Medical research in the past decade has demonstrated that disrupting people’s sleep can affect their metabolism in profound ways, explained Dr. McMullan of the renal division at Brigham and Women’s Hospital, Boston.
“You can take healthy people, reduce their sleep each night to around 5 hours, and they can develop characteristics of diabetes,” he said. “In the long term, we know that people who sleep less are at increased risk of developing hypertension, an increased risk of developing diabetes, and an increased mortality overall. Two of the most important risk factors for kidney disease are diabetes and hypertension.”
For the current study, Dr. McMullan and his associates prospectively evaluated 4,238 participants from the Nurses’ Health Study who had their renal function measured on at least two occasions and had their sleep function reported in a 24-hour period between 1989 and 2000.
Sleep duration was based on self-report and included four categories: 5 hours or fewer per night, 6 hours per night, 7-8 hours per night, and 9 or more hours per night. Rapid decline in renal function was defined as a decline of estimated glomerular filtration rate (eGFR) of 25% or more over the 11-year period.
The researchers found that, compared with sleeping 7-8 hours per night, the adjusted odds ratios for a rapid decline in renal function were 1.65 for sleeping 5 or fewer hours per night, 1.31 for sleeping 6 hours per night, and 0.78 for sleeping 9 or more hours per night.
At the same time, the adjusted annualized decline in eGFR was 1.2 mL/min per 1.73 m2 per year among those sleeping 5 or fewer hours per night, 0.9 mL/ per 1.73 m2 per year among those sleeping 6 hours per night, and 0.8 mL/ per 1.73 m2 per year among those sleeping 7-8 hours per night, as well as those sleeping 9 or more hours per night (P = .02 for trend).
“This is the first time that we’ve studied people longitudinally to see how their kidney function changes over time based on how much they sleep per night,” Dr. McMullan said.

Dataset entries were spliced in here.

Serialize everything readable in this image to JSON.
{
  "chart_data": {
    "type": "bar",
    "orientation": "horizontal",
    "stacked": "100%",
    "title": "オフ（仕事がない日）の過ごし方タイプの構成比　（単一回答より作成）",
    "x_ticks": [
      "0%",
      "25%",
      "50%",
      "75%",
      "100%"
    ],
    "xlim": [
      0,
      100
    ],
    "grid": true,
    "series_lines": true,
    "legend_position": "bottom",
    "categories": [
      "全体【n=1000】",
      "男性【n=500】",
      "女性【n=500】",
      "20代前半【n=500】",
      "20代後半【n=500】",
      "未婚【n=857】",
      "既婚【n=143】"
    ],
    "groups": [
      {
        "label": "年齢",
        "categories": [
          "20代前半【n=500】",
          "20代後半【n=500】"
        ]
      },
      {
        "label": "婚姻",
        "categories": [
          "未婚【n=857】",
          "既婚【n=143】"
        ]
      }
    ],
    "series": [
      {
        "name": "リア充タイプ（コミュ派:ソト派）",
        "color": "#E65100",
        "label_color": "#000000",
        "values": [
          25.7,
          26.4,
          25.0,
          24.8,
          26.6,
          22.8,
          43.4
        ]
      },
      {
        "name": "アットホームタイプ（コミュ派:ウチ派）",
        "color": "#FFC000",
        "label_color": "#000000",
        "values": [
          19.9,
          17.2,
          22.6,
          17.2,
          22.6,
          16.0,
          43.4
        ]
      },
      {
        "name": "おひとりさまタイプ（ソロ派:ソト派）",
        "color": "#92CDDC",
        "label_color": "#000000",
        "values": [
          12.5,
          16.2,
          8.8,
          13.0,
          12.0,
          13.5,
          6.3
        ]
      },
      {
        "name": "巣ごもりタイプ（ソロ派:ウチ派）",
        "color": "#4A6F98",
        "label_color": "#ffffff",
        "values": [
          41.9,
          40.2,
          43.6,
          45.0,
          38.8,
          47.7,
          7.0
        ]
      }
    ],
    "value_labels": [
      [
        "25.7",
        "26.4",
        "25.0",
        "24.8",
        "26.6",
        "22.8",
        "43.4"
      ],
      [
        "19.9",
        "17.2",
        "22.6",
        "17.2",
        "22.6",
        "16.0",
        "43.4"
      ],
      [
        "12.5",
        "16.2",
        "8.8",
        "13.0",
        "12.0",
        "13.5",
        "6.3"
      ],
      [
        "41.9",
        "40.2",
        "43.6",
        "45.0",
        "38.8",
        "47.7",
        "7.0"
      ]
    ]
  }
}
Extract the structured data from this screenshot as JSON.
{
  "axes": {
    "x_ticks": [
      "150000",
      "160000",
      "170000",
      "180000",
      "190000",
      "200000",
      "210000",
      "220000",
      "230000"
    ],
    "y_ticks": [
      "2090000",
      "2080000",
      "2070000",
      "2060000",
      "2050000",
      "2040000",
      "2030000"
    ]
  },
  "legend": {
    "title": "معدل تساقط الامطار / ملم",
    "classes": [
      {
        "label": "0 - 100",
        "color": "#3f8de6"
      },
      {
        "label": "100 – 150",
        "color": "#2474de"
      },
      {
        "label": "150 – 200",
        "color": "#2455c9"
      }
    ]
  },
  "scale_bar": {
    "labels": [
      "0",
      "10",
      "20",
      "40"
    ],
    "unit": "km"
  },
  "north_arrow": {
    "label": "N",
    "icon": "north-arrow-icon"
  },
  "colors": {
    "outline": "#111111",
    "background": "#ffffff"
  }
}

While he acknowledged that the study is limited by its observational design, the findings “lead us to consider if normal kidney function is disrupted by short sleep that may cause an irreversible decline in kidney function over time.
“I think we need to repeat this study using more accurate measurements of sleep, [such as] polysomnography to measure sleep duration and quality of sleep more accurately,” he said. “This would help us answer the question, ‘Why do these individual with short sleep duration have a more rapid decline of their kidney function?’ ”
Dr. McMullan added that “we also don’t know if lengthening sleep duration in individuals who have habitual sleep restriction is beneficial for their kidney function. This would be important to know before we can make any kind of clinical recommendation.”
The study was supported by a grant from the National Institute of Diabetes and Digestive and Kidney Diseases. Dr. McMullan reported having no financial disclosures.